After-school approaches fit well with best practices in literacy development. Effective strategies for ELL students, identified by the Alliance for Excellent Education and other researchers, are easily implemented in after-school programs. These may include integrating reading, writing, listening, and speaking; teaching language through content and themes; focusing on vocabulary development; and offering choices to spur motivation. Vocabulary building, absolutely fundamental to advancing literacy and academic success, can be built into games at all levels. Integrated skills, and reading and writing specifically, become part of after-school programming through well-designed media, technology, and inquiry projects, field trips, service-learning, and presentations. Programs also can offer free reading time with interesting materials at different levels, as well as read-alouds, buddy reading, film and book pairings, and family story or movie nights connected to themes being covered in school.

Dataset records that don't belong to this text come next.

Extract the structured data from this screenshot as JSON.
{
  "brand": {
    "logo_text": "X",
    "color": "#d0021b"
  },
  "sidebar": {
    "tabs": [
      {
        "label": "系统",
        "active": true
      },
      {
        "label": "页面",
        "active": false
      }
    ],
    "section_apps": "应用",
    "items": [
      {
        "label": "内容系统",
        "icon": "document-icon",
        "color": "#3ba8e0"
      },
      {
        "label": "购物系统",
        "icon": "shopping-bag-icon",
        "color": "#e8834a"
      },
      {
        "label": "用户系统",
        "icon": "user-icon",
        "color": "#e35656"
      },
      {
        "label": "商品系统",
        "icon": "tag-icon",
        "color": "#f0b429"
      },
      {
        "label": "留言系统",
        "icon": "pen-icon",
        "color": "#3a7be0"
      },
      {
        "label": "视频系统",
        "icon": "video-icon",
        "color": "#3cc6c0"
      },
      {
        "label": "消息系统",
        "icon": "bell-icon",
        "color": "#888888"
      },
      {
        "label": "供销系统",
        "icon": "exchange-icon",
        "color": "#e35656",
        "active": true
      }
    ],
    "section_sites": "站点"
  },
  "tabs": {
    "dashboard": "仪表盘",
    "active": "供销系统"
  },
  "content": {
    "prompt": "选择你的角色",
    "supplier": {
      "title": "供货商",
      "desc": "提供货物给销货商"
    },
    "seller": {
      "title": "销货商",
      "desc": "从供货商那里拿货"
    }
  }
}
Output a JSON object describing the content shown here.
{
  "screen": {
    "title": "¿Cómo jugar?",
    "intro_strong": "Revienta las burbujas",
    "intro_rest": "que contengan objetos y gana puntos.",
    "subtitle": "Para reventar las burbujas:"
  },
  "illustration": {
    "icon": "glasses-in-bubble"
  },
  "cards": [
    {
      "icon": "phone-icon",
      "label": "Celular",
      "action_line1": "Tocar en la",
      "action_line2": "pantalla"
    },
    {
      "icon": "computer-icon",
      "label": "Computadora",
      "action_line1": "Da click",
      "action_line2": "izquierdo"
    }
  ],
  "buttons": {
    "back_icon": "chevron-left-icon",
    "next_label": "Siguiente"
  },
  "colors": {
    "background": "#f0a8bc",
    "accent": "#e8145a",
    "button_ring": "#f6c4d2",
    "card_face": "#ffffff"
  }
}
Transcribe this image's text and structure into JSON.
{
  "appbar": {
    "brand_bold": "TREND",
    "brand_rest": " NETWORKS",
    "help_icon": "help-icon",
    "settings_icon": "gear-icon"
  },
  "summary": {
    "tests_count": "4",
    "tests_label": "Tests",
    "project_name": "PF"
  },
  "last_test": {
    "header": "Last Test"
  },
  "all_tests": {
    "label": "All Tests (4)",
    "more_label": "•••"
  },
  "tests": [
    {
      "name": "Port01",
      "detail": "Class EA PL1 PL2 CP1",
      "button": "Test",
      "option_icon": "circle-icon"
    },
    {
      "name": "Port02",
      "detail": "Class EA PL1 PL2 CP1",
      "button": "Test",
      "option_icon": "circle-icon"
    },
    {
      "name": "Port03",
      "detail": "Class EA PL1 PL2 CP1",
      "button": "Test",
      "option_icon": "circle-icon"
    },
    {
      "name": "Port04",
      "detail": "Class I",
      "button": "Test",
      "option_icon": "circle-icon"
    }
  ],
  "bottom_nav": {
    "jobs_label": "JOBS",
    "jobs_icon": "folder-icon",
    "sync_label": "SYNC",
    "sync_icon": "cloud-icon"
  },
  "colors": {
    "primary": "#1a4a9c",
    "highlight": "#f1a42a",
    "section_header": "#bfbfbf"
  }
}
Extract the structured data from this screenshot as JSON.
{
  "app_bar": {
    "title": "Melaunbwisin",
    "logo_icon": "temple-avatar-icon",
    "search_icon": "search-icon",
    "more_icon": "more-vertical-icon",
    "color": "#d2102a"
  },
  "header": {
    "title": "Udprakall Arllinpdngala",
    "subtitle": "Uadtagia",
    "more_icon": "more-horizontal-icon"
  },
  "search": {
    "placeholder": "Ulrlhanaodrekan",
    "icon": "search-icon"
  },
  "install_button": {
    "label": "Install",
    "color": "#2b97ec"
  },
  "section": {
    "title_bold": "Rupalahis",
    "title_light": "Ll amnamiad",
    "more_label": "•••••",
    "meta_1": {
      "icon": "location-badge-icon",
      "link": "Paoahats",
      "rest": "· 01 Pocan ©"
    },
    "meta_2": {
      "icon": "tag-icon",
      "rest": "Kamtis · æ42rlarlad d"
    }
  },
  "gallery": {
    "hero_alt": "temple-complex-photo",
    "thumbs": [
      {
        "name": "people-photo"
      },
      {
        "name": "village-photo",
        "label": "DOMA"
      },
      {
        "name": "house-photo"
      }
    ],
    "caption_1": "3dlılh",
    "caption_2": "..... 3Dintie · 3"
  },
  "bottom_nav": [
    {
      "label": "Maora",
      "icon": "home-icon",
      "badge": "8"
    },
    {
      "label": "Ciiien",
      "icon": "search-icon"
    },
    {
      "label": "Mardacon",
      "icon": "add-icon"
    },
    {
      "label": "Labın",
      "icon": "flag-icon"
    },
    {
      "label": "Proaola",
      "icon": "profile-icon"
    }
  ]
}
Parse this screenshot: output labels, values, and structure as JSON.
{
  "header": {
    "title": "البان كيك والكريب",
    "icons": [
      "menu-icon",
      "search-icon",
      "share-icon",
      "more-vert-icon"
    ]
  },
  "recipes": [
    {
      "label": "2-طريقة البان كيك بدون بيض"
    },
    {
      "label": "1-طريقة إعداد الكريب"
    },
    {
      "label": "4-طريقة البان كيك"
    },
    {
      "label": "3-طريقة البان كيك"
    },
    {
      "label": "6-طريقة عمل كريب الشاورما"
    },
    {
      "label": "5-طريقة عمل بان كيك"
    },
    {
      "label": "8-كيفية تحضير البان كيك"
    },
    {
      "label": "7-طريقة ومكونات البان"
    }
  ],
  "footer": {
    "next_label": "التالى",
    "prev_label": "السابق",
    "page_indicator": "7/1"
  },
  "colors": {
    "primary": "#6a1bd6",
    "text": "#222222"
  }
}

Skits, drama, poetry slams, dance, and music during after-school time can all be part of literacy development for ELL students.
The strong relationships with adults that are the hallmark of effective after-school programs can, moreover, provide supports for ELL students that further their language acquisition and social development at a crucial time: the middle and high school years. Schools are particularly challenged by the need to help adolescent immigrants quickly gain academic English and the corollary study skills, work habits, and understandings of expectations they need to graduate. After-school peer tutoring, mentoring, and extended group projects offer a place for students to gain the confidence and skills to successfully navigate school and other English-language settings. After-school homework time, for example, is ideal for ELL students to work on content and language simultaneously, one-on-one with staff members, in small groups, or with peers, while also building relationships and sharing expectations about work habits, standards, and school norms.
Communication among ELL teachers, classroom teachers, and after-school staff members are fundamental to identifying specific needs and resources.
Programs can open pathways to greater family engagement as well. Performances, potluck dinners, and other after-school events draw families in. Parents and siblings also can be invited to homework time, and family members often can serve as resources for lessons in global education, foreign-language learning, and other areas that may showcase their talents or experiences. Parents with limited English skills often feel more comfortable in the less-formal after-school setting, which can allow communication to grow around a range of issues.
Schools can cultivate partnerships in this area by establishing strong connections with after-school programs. Active communication channels among ELL teachers, classroom teachers, and after-school staff members are fundamental to identifying specific needs and resources. Joint professional development for non-ELL classroom teachers and after-school staff members is cost-effective, and creates a base of consistent strategies across settings.
As schools and after-school programs increasingly cooperate to develop and blend the different assets they offer for English-language learning and learners, the Miguels of this country will stand a better chance of succeeding—in school and beyond.